On Friday, Lily waited next to the spring in the woods as promised. Frank would never know, and besides, she had to warn Andrew to stay away.

The air in the forest hung cool and shaded, mystical. The stones seemed to sweat water, each damp, some with trickles and drops, some just glistening in the filtered sunlight. She pressed her fingers into the spongy moss, dark and brilliant.

She touched the surface of the pool with her palm, the water frigid and so clear she could see the rocks piled at the bottom. The ripples left by her hand soon faded, the surface turned to glass, her reflection as refined as in a hand mirror.

She studied her nose and eyes, the arch of her brows, the hair that hung around her shoulders, and wondered if she was pretty. Squinting, Lily tried to see herself objectively but stared so long that her skin blended with her eyes and features. She cocked her head at the image, thought of Andrew and smiled. And she realized that she was pretty when she thought of him, as if his light shone straight through her eyes.

The cool air dropped a degree and another form entered the glass surface; two eyes and a hat grew above her head like a serpent emerging from the lake. Lily jumped and turned, just long enough to see her smile morph into terror.

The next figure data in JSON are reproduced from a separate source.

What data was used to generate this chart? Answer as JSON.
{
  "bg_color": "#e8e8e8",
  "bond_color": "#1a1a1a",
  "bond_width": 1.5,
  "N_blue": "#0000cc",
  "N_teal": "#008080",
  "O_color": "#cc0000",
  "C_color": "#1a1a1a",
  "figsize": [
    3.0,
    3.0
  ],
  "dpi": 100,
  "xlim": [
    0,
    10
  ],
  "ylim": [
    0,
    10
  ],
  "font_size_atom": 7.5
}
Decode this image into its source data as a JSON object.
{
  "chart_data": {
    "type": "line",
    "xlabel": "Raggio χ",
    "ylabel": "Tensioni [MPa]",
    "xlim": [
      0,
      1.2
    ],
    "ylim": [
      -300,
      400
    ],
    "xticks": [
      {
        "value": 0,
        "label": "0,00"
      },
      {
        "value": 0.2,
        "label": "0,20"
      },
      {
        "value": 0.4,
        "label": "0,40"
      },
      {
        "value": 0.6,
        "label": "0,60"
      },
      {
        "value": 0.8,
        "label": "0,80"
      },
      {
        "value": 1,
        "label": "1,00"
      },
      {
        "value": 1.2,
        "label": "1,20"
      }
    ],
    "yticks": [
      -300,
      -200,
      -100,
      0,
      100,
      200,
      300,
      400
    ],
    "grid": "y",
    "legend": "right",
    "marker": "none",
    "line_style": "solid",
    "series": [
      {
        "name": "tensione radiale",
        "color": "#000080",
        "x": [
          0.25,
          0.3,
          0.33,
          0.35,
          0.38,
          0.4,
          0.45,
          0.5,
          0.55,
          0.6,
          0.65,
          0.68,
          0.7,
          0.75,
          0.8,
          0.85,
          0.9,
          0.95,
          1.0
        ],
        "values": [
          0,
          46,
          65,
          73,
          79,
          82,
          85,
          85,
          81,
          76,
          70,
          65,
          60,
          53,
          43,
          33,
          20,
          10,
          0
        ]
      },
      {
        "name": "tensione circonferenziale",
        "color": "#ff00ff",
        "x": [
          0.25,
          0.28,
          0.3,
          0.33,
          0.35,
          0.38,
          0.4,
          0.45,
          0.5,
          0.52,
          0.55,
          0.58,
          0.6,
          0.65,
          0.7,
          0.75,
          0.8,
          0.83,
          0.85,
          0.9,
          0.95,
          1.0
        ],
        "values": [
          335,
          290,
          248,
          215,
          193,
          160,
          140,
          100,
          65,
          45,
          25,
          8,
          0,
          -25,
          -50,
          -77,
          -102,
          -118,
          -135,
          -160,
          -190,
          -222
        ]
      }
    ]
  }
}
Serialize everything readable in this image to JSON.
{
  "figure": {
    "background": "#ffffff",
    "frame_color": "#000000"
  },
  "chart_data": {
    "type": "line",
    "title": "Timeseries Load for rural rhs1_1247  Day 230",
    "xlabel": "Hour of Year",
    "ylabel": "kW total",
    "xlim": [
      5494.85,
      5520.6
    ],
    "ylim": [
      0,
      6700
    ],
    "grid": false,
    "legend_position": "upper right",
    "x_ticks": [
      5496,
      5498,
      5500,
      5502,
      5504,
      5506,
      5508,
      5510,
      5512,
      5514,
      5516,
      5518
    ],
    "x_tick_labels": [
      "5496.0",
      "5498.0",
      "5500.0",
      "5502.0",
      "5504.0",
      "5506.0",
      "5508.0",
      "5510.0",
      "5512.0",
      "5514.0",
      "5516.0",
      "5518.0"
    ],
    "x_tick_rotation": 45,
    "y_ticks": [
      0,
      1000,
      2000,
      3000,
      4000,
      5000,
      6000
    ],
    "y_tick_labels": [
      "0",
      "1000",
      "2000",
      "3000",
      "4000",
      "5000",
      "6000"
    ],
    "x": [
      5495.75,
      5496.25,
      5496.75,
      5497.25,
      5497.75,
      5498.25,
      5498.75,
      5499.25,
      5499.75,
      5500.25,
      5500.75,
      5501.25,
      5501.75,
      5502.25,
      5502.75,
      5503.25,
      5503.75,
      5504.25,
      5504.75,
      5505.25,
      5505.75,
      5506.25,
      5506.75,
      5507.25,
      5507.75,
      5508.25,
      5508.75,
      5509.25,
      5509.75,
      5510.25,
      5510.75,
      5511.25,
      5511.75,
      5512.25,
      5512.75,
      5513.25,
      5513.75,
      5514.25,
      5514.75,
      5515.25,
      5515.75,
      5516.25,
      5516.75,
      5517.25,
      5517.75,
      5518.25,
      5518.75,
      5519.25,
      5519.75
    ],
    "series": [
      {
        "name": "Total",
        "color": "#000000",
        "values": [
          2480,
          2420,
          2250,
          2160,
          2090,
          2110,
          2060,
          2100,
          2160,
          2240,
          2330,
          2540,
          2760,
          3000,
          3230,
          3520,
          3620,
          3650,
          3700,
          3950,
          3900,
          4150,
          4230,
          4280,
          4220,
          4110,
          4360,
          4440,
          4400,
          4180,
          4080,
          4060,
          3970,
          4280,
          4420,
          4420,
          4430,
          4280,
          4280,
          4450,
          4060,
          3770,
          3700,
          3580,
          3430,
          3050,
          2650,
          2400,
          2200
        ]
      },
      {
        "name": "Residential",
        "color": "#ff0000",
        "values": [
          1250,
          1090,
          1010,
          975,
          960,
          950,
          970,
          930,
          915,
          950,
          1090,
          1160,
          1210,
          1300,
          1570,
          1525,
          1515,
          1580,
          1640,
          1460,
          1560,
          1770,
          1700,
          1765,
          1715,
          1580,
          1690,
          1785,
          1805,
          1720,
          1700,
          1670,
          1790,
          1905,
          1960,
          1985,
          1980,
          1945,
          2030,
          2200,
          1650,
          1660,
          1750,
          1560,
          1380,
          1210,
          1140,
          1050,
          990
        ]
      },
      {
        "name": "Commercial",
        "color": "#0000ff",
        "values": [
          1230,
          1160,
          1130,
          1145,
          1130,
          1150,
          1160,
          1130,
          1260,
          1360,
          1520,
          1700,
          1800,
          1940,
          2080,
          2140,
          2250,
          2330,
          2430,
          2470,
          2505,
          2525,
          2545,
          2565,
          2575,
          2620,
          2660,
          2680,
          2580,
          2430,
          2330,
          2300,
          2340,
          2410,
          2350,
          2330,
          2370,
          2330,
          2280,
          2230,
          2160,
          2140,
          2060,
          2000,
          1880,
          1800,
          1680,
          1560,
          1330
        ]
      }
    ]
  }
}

“Thought you were out milking,” Frank accused. “But you were coming to meet that cripple, weren’t you?”

She backed up, braced against the spring’s wall, the water instantly freezing and soaking her back. Lily’s fingers found a rock and she traced her fingers around the edge, thought how easy it would be to strike it against him. If she hit hard enough, it would kill him; if it didn’t, the nightmare would grow worse.

Frank’s anger left and he seemed suddenly lost. He looked up at the trees as if the limbs and leaves confused him. “You know I don’t like this any more than you do.”

Something about his tone made her skin break out in a cold sweat. A look passed over his face, the ashen contrition she had only seen once before. “You need to come back to the house and get changed,” he ordered softly.

Panic swelled and she shook her head. She tried to step back, but there was no room. “No,” she said fiercely.